# Formatting an external hard drive with my Mac Mini.  HELP!!



## CAGuy (Nov 26, 2011)

I have a mac mini 2010 model with snow leopard.  I use the mac mini ONLY in my recording studio and just to record music with garageband.  I have an external hard drive I want to hook up to the mac mini so I can store my music on it and now use up all my internal hard drive space.  Can someone PLEASE explain to me how to format the external hard drive to my mac mini AND also explain how to store the music on the external hard drive?  THanks and God bless!!


----------



## DeltaMac (Nov 26, 2011)

Connect your external hard drive to your mini
Open Disk Utility (it's in your Applications/Utilities folder)
Choose your hard drive from the list on the left.
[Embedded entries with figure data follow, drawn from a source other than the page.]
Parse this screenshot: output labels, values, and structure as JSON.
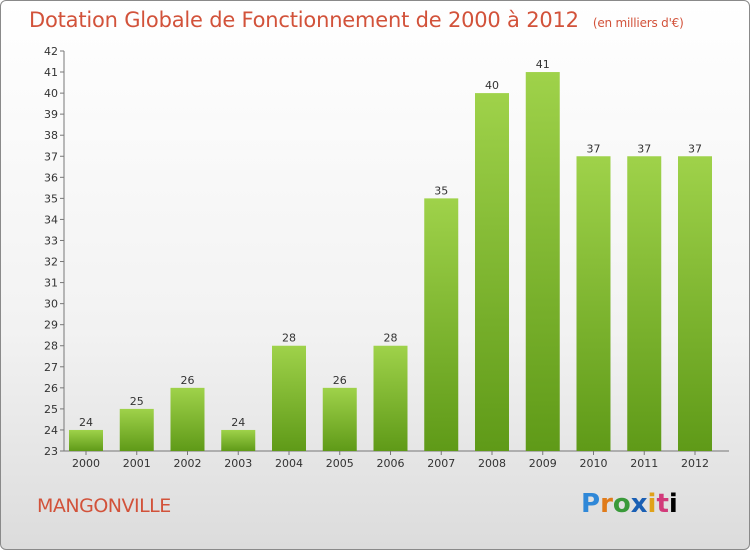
{
  "title": "Dotation Globale de Fonctionnement de 2000 à 2012",
  "unit": "(en milliers d'€)",
  "commune": "MANGONVILLE",
  "logo": "Proxiti",
  "colors": {
    "bar_top": "#9fd24a",
    "bar_bottom": "#5f9a18",
    "title": "#d2523a"
  },
  "chart_data": {
    "type": "bar",
    "categories": [
      "2000",
      "2001",
      "2002",
      "2003",
      "2004",
      "2005",
      "2006",
      "2007",
      "2008",
      "2009",
      "2010",
      "2011",
      "2012"
    ],
    "values": [
      24,
      25,
      26,
      24,
      28,
      26,
      28,
      35,
      40,
      41,
      37,
      37,
      37
    ],
    "ylim": [
      23,
      42
    ],
    "yticks": [
      23,
      24,
      25,
      26,
      27,
      28,
      29,
      30,
      31,
      32,
      33,
      34,
      35,
      36,
      37,
      38,
      39,
      40,
      41,
      42
    ],
    "grid": false
  }
}
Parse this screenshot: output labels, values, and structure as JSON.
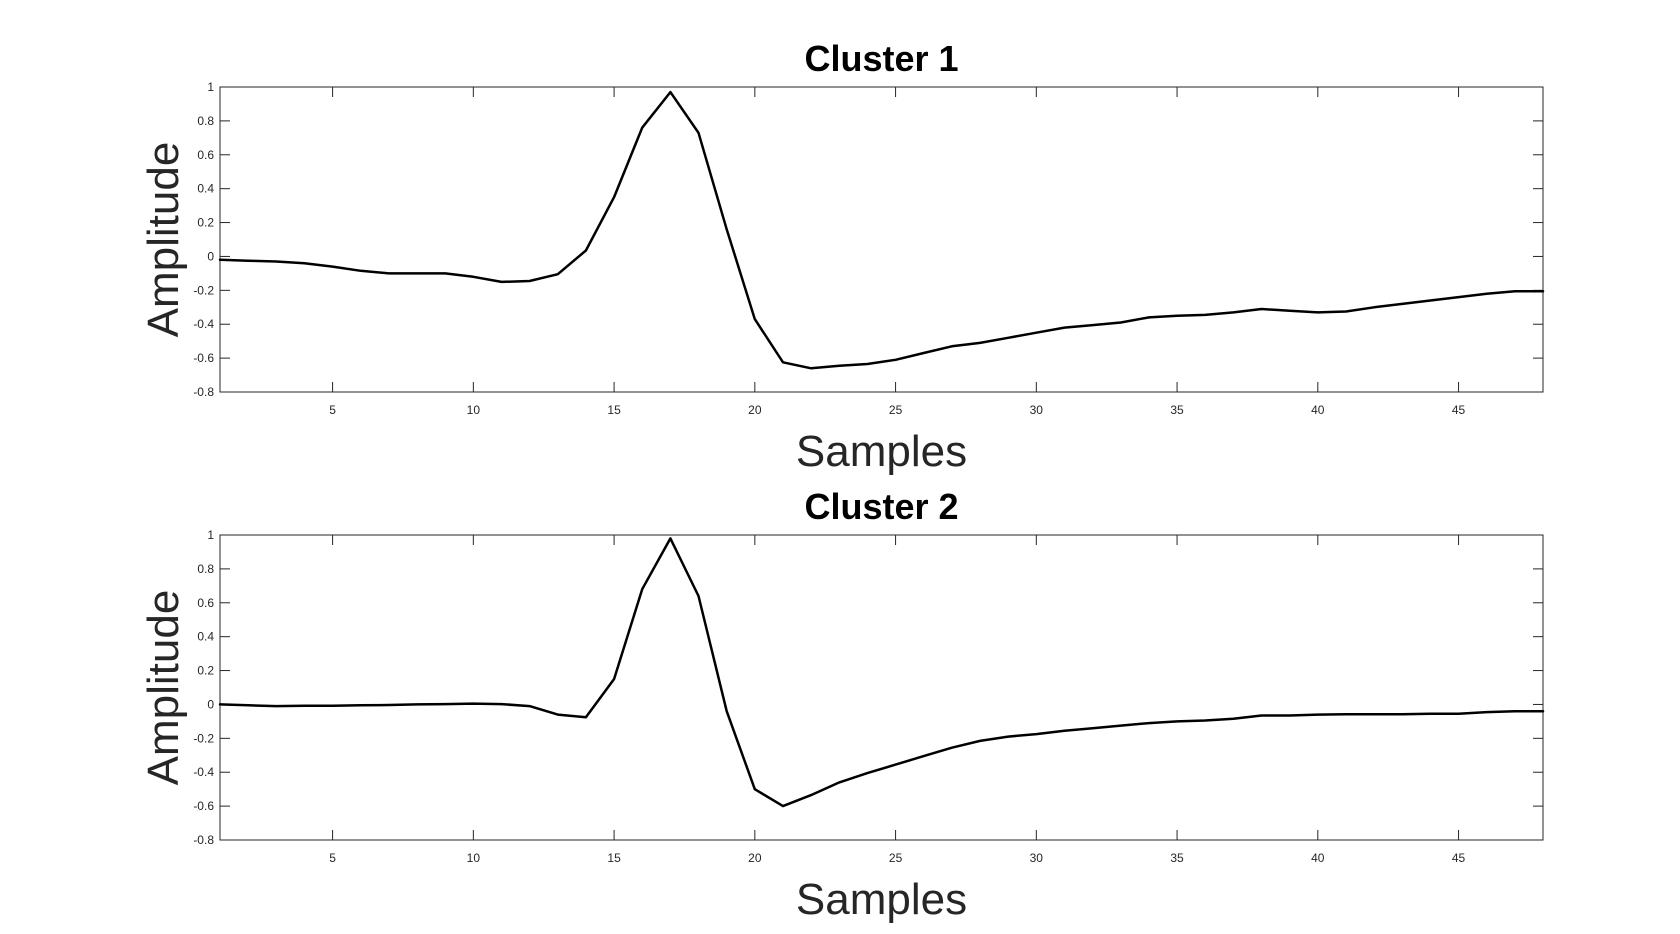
{
  "chart_data": [
    {
      "type": "line",
      "title": "Cluster 1",
      "xlabel": "Samples",
      "ylabel": "Amplitude",
      "xlim": [
        1,
        48
      ],
      "ylim": [
        -0.8,
        1
      ],
      "xticks": [
        5,
        10,
        15,
        20,
        25,
        30,
        35,
        40,
        45
      ],
      "yticks": [
        -0.8,
        -0.6,
        -0.4,
        -0.2,
        0,
        0.2,
        0.4,
        0.6,
        0.8,
        1
      ],
      "line_color": "#000000",
      "series": [
        {
          "x": [
            1,
            2,
            3,
            4,
            5,
            6,
            7,
            8,
            9,
            10,
            11,
            12,
            13,
            14,
            15,
            16,
            17,
            18,
            19,
            20,
            21,
            22,
            23,
            24,
            25,
            26,
            27,
            28,
            29,
            30,
            31,
            32,
            33,
            34,
            35,
            36,
            37,
            38,
            39,
            40,
            41,
            42,
            43,
            44,
            45,
            46,
            47,
            48
          ],
          "values": [
            -0.02,
            -0.025,
            -0.03,
            -0.04,
            -0.06,
            -0.085,
            -0.1,
            -0.1,
            -0.1,
            -0.12,
            -0.15,
            -0.145,
            -0.105,
            0.035,
            0.35,
            0.76,
            0.97,
            0.73,
            0.16,
            -0.37,
            -0.625,
            -0.66,
            -0.645,
            -0.635,
            -0.61,
            -0.57,
            -0.53,
            -0.51,
            -0.48,
            -0.45,
            -0.42,
            -0.405,
            -0.39,
            -0.36,
            -0.35,
            -0.345,
            -0.33,
            -0.31,
            -0.32,
            -0.33,
            -0.325,
            -0.3,
            -0.28,
            -0.26,
            -0.24,
            -0.22,
            -0.205,
            -0.205
          ]
        }
      ]
    },
    {
      "type": "line",
      "title": "Cluster 2",
      "xlabel": "Samples",
      "ylabel": "Amplitude",
      "xlim": [
        1,
        48
      ],
      "ylim": [
        -0.8,
        1
      ],
      "xticks": [
        5,
        10,
        15,
        20,
        25,
        30,
        35,
        40,
        45
      ],
      "yticks": [
        -0.8,
        -0.6,
        -0.4,
        -0.2,
        0,
        0.2,
        0.4,
        0.6,
        0.8,
        1
      ],
      "line_color": "#000000",
      "series": [
        {
          "x": [
            1,
            2,
            3,
            4,
            5,
            6,
            7,
            8,
            9,
            10,
            11,
            12,
            13,
            14,
            15,
            16,
            17,
            18,
            19,
            20,
            21,
            22,
            23,
            24,
            25,
            26,
            27,
            28,
            29,
            30,
            31,
            32,
            33,
            34,
            35,
            36,
            37,
            38,
            39,
            40,
            41,
            42,
            43,
            44,
            45,
            46,
            47,
            48
          ],
          "values": [
            0,
            -0.005,
            -0.01,
            -0.008,
            -0.008,
            -0.005,
            -0.003,
            0,
            0.002,
            0.005,
            0.002,
            -0.01,
            -0.06,
            -0.075,
            0.15,
            0.68,
            0.98,
            0.64,
            -0.04,
            -0.5,
            -0.6,
            -0.535,
            -0.46,
            -0.405,
            -0.355,
            -0.305,
            -0.255,
            -0.215,
            -0.19,
            -0.175,
            -0.155,
            -0.14,
            -0.125,
            -0.11,
            -0.1,
            -0.095,
            -0.085,
            -0.065,
            -0.065,
            -0.06,
            -0.058,
            -0.058,
            -0.058,
            -0.055,
            -0.055,
            -0.045,
            -0.04,
            -0.04
          ]
        }
      ]
    }
  ]
}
It's the line that shows the manufacturer's info for your hard drive.
Click the Partition tab.
Click the Options button, and click GUID for partition scheme.
Click OK.
Make sure Format is Mac OS Extended (journaled), and name your partition, if you like.
Click the Apply button.
That will take just a few seconds, then quit Disk Utility
And - your hard drive is completely ready for use.
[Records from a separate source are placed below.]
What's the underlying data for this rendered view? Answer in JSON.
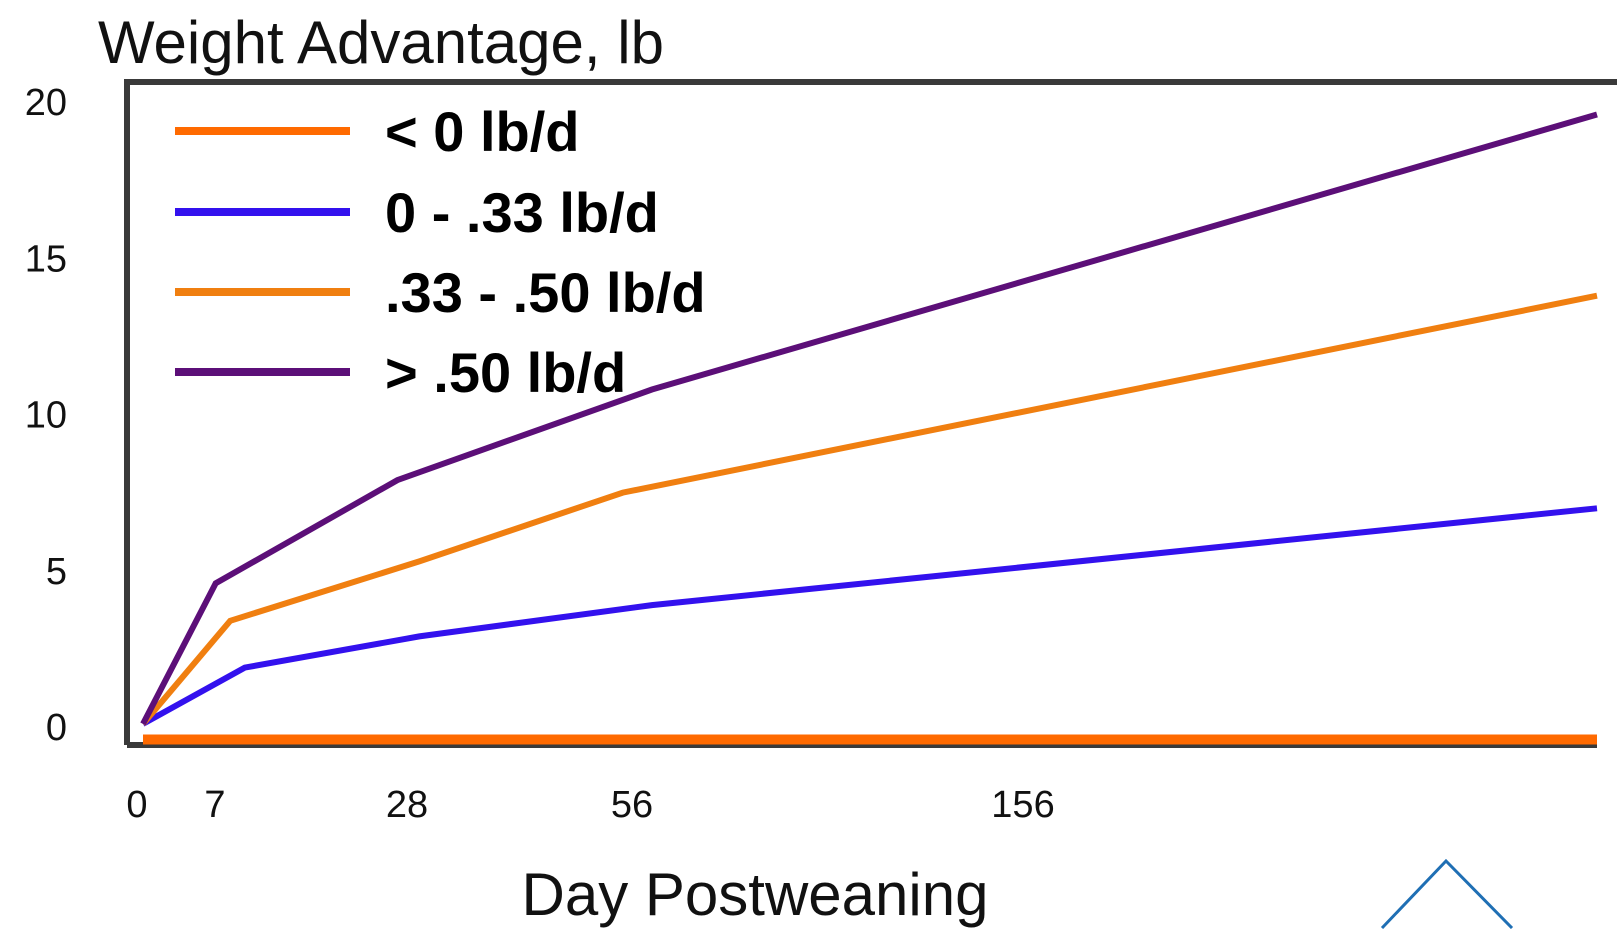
{
  "chart_data": {
    "type": "line",
    "title": "Weight Advantage, lb",
    "xlabel": "Day Postweaning",
    "ylabel": "",
    "ylim": [
      0,
      20
    ],
    "yticks": [
      "0",
      "5",
      "10",
      "15",
      "20"
    ],
    "xticks": [
      "0",
      "7",
      "28",
      "56",
      "156"
    ],
    "grid": false,
    "legend_position": "top-left",
    "series": [
      {
        "name": "< 0 lb/d",
        "color": "#ff6a00",
        "points": [
          [
            0,
            -0.4
          ],
          [
            200,
            -0.4
          ]
        ]
      },
      {
        "name": "0 - .33 lb/d",
        "color": "#3311ee",
        "points": [
          [
            0,
            0.1
          ],
          [
            14,
            1.9
          ],
          [
            38,
            2.9
          ],
          [
            70,
            3.9
          ],
          [
            200,
            7.0
          ]
        ]
      },
      {
        "name": ".33 - .50 lb/d",
        "color": "#f07f10",
        "points": [
          [
            0,
            0.1
          ],
          [
            12,
            3.4
          ],
          [
            38,
            5.3
          ],
          [
            66,
            7.5
          ],
          [
            200,
            13.8
          ]
        ]
      },
      {
        "name": "> .50 lb/d",
        "color": "#5c0f78",
        "points": [
          [
            0,
            0.1
          ],
          [
            10,
            4.6
          ],
          [
            35,
            7.9
          ],
          [
            70,
            10.8
          ],
          [
            200,
            19.6
          ]
        ]
      }
    ]
  }
}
And drag any files that you want to store on the external to that drive, which will have an icon on the desktop. You can organize those files by making folders for the files that you copy to your external.
Once the copy is complete, remember that the original file is still remains on your internal drive, so you can drag those on your internal drive to the trash, then, empty the trash. Even in the trash, files continue to take up space on your hard drive until you actually empty the trash.

And - you could set up your Garageband, so new files are always saved to your external drive, or just use a Save As... and browse to your external drive, so the file is saved there, and not on your internal at all.


----------



## CAGuy (Nov 26, 2011)

Thanks!! How would I go about setting up garageband to store on my external hard drive??  

Thanks for the detailed explanation!


----------



## DeltaMac (Nov 26, 2011)

Looks like there's no actual setting for that in Garageband - so you can simply use Save As from the file menu when you are ready to save a song. Browse to the external drive in the Save As dialog box, and you should be fine.


----------



## CAGuy (Nov 27, 2011)

Thank you! I will give this a try today!  I greatly appreciate your help!


----------